Je suis, et es toujours été un immense fan du film de 1982. Cela, je ne l’ai jamais caché, c’est un fait. L’esthétisme et la poésie qui se dégage à chaque instant de ce pur joyau de science-fiction n’est plus à prouver, aussi ne tenterais-je pas de m’enflammer en louanges, pour démontrer ce qui est désormais un fait établi, depuis que Blade Runner est entré dans la postérité pour ce qu’il est : une œuvre culte.


Aussi, comment traiter convenablement cette suite ? Comment était-il seulement possible d’envisager une suite à une telle chose ? Le film en avait-il seulement besoin, tout n’était-il pas déjà narré ? Fort heureusement non. Mais encore mieux que cela, car nous n’avons pas n’importe quel capitaine à la barre, pour maintenir un cap parfait face aux adversités pouvant se dresser à l’encontre d’un tel projet : Denis Villeneuve n’a pas seulement songé à partir sur quelque chose de radicalement différent d’une simple suite, l’homme a également choisis de s’éloigner autant que possible du matériau d’origine.

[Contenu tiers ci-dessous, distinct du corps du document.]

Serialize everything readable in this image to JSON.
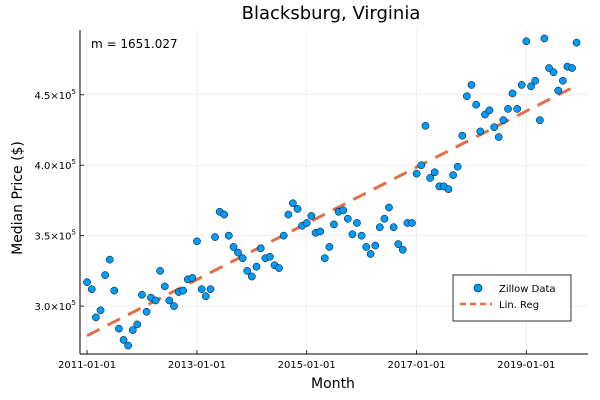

Blade Runner 2049 n’est pas un Blade Runner 2. C’est certes une séquelle à l’œuvre de Ridley Scott, mais c’est aussi une production radicalement différente, qui n’hésite pas à nous le montrer dès les premières secondes : exit la noirceur des rues de Los Angeles, place à une lumière aussi puissante que le précédent opus était sombre. Nous aurons bien sûr par la suite la possibilité de déambuler dans des lieux obscurs, mais jamais de façon aussi prononcé et permanent que cela fût le cas il y a trente ans.


De Blade Runner premier du nom, ce 2049 ne conservera au final que sa beauté, son lyrisme, sa loufoquerie, son don pour les bonnes idées, et surtout, son rythme et sa trame scénaristique. Cela peut sembler beaucoup, mais en l’état, lors de la visualisation, c’est en réalité bien peu de chose. Et c’est tant mieux !


BR 2049 se déroule donc trente ans après les évènements du premier film, celui de Ridley Scott sortit en 1982. Beaucoup de choses se sont produites dans ce vaste univers uchronique et apocalyptique. Un blackout électronique géant a creusé un profond cratère entre les deux œuvres, faisant oublier à tous qui était Rick Deckard, le vieux Blade Runner. Cependant, lors d’une mission de contrôle, l’officier K de la police de Los Angeles, va tomber sur la première pièce d’un puzzle complexe, qui mettra en jeu de nombreuses personnes, afin de mettre la main sur un héritage tout bonnement fabuleux, lié aux évènements de 2019… Commence alors une très longue partie d’échec, qui fera intervenir la police, des enfants travailleurs clandestins, un groupe de réplicants, l’entreprise Wallace, héritière de la Tyrell Corporation, mais aussi officier K, pour mettre la main sur Deckard, et un sombre mystère l’entourant.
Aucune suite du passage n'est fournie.